On the other hand, a Cross-Reference functions in a similar way that when clicked, it will navigate the reader to another location. However, a Cross-Reference is recommended when you want to link your reader to other locations in your project, like another topic, or to a section in a topic. So why use a Cross-Reference over a hyperlink?
Hyperlinks are great for when you are linking to an external location, such as a website or a location that is outside of your project. However, the issue with hyperlinks arises when you begin to think about how this will affect the user experience when creating a printed version of the output.
This is where the Cross-reference really shines.
Cross-References have the advantage of dynamically changing based on your output types. For an online output, a Cross-Reference might look and feel just like a normal hyperlink. However, when going to a print-based format, the Cross-Reference will update and show you where the linked element is contained on the printed page. Some examples might be “On the next page” or “On page 24”, so Cross-References can be context-sensitive and will let the user know where the referenced content is in context. Also, if the print output is being viewed electronically on a screen, they will still behave like hyperlinks and allow users to click on the item and take them to the content.
Here’s how to use a Cross-Reference in MadCap Flare:
Quick: If you already have your format set up the way you want it, you can use the “Quick Cross-Reference” method, which is faster but does not have as many options. This method lets you quickly select a bookmark that may already exist in the current file, a file in the same folder, or another file currently open.
Standard: You can use the “Standard” method, opening a Cross-Reference dialog box that provides additional options for selecting styles, properties, and link destinations. There are four different ways to insert a Cross-Reference:
- Right-clicking on the editor then going to Insert > Cross-Reference
- Using the insert ribbon: Links Section > Cross-Reference
- Using the local toolbar of the editor:
- Or if you love keyboard shortcuts use CTRL+Shift+R.

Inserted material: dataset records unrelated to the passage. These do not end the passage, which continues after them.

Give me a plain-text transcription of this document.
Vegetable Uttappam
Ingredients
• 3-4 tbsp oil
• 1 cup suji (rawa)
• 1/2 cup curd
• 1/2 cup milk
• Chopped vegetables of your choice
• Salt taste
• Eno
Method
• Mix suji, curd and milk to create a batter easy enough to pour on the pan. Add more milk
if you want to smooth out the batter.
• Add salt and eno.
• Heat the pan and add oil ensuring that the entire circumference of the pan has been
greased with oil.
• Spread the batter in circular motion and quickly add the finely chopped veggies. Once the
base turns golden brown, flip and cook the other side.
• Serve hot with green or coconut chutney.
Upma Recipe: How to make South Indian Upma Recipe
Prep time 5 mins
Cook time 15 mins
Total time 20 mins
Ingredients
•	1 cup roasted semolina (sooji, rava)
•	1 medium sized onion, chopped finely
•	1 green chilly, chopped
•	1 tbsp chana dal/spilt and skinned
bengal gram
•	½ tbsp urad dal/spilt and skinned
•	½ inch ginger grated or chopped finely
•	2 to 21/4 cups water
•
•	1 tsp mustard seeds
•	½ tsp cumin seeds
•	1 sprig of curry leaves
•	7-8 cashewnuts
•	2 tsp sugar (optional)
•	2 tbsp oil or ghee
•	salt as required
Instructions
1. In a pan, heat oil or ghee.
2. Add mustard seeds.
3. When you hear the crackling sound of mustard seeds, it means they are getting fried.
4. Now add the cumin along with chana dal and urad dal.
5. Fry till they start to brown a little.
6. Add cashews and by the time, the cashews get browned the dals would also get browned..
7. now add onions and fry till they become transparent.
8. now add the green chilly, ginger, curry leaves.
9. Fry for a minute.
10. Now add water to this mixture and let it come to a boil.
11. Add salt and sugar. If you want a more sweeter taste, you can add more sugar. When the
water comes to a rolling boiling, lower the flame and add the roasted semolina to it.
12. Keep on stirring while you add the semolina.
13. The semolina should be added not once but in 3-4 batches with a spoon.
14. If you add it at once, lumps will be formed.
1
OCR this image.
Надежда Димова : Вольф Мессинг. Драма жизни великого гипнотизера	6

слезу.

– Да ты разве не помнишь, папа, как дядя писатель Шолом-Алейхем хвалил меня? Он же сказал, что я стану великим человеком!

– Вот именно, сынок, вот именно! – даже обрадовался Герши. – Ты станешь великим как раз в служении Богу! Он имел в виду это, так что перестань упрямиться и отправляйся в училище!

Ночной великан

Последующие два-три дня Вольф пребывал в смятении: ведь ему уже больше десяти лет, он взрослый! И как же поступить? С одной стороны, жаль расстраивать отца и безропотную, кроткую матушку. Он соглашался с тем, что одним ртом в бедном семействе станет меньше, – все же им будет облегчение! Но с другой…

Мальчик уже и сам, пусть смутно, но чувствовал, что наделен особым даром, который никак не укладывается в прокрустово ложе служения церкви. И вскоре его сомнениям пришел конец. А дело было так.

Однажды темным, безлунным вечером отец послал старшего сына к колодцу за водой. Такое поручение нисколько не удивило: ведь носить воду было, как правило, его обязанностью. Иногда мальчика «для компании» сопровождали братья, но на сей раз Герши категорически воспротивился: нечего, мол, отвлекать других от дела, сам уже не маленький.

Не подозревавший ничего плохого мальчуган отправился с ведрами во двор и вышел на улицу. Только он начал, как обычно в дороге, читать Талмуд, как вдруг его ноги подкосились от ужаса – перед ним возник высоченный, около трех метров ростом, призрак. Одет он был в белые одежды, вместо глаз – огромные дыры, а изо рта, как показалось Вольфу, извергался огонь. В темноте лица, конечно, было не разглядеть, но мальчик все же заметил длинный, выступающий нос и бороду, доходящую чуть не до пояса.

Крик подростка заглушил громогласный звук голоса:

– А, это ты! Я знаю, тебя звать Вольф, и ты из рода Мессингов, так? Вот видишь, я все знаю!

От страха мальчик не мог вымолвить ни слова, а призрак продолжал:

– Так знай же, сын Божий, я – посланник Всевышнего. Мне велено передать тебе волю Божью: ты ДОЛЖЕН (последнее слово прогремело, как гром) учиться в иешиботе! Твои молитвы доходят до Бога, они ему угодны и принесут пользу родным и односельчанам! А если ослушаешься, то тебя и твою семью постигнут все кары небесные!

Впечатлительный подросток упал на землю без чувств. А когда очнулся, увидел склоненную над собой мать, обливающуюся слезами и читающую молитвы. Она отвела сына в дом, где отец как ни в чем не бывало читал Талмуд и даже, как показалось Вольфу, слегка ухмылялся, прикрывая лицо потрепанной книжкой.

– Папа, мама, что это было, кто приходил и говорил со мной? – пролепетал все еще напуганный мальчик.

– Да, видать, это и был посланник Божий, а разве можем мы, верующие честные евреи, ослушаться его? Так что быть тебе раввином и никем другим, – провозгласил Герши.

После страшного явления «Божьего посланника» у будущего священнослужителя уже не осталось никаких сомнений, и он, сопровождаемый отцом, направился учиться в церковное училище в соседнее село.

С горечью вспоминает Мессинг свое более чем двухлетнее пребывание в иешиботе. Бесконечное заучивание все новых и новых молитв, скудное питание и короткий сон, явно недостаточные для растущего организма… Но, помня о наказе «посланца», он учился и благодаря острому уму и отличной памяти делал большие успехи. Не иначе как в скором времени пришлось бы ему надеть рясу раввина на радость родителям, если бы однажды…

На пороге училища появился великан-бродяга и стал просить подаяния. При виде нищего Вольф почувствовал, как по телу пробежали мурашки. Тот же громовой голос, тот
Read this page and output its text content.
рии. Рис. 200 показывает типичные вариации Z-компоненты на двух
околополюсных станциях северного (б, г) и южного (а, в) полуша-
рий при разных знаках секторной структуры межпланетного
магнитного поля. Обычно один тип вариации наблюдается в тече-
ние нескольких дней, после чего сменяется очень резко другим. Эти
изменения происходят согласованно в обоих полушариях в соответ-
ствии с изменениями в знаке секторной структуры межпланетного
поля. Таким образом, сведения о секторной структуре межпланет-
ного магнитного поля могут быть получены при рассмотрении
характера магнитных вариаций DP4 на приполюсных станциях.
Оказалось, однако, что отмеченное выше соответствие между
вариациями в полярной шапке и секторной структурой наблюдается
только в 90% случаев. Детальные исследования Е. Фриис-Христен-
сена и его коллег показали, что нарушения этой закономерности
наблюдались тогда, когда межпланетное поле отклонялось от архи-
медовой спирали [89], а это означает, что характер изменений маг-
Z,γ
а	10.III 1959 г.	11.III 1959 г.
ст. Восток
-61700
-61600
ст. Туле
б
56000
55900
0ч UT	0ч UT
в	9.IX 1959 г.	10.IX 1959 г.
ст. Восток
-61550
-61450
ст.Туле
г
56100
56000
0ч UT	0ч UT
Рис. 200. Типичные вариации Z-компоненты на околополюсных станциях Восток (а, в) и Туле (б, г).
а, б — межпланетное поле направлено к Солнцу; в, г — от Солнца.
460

One advantage of the Standard method is that you can select the “Bookmark” icon, easily located in the Cross-Reference dialog box. This will allow you to select elements within your topic to Cross-Reference to and a bookmark will automatically be created, as shown in the dialog box below:
Super-fast super easy.
One thing to note: if you insert a Cross-Reference into a topic and later make changes that affect the Cross-Reference, you might find that it isn’t pointing to the correct place.
Example: I create a Cross-Reference to a heading and later decide to change the title of the heading. The Cross-Reference won’t automatically update in the editor. However, these will automatically be taken care of at compile time and will display the correct reference title in the generated output.
However, Flare has the ability for you to update Cross-References in a topic so that you can spot-check Cross-References are linking to the appropriate content. You can do this by taking the following steps:
- Open a topic.
- Select Tools>Update Cross-References, and the Update Cross-Reference dialog opens, displaying the destination topics of your Cross-References.
- Click Update > Save.
PS: Already have a bunch of hyperlinks? Maybe you’re importing a bunch of content that already uses hyperlinks? Use the Cross-Reference Suggestions window pane in MadCap Flare for a list of links that you may want to convert to cross-references.